Despite the gravity of the crisis, Morocco is better placed than other emerging economies to weather this storm thanks to the credibility of its macro-fiscal framework, its relatively large external buffers and its easy access to international financial markets, explained Mr. Cassou who is also author of this report produced in collaboration with Amina Iraqi, Economist at the WB.

For the year 2021, several risks must be closely monitored, namely the room for maneuver of economic policy to deal with a possible worsening of the health or international crisis, the external financing conditions which could deteriorate, the financing needs which are high, the evolution of overdue deadlines in a context of increasing payment deadlines, the significant accumulation of contingent liabilities linked to the guarantee programs put in place by the government and the need to push growth economic above pre-pandemic levels.

The Morocco Economic Situation Monitoring Report, entitled “From Emergency Response to Recovery”, which has just been published, is a biannual report from the Economic Department of the World Bank. “This semi-annual report is part of a new series that we are going to start publishing specifically on Morocco,” said Eric Le Borgne, Head of the Macroeconomic Trade and Investment Department.

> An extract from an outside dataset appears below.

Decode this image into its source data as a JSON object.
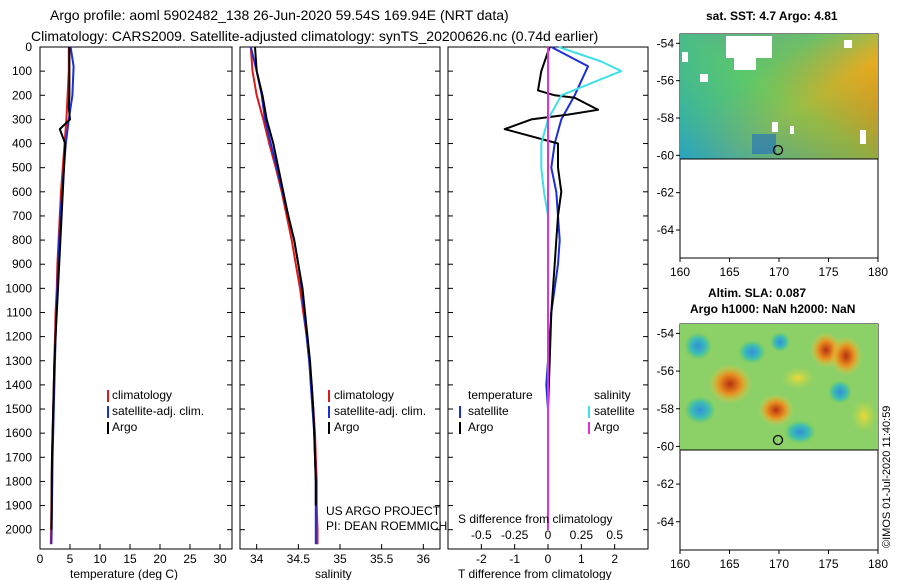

Presented in the presence in particular of the director of the Maghreb region at the WB, Jesko S. Hentschel, this report presents the latest trends in the economy and the effects of economic policies. This December 2020 issue includes a chapter on the impact of the pandemic on the formal private sector. It presents the results of a survey of more than a thousand formal businesses before and after the onset of the pandemic, and also touches on a discussion of measures that could accelerate private sector recovery.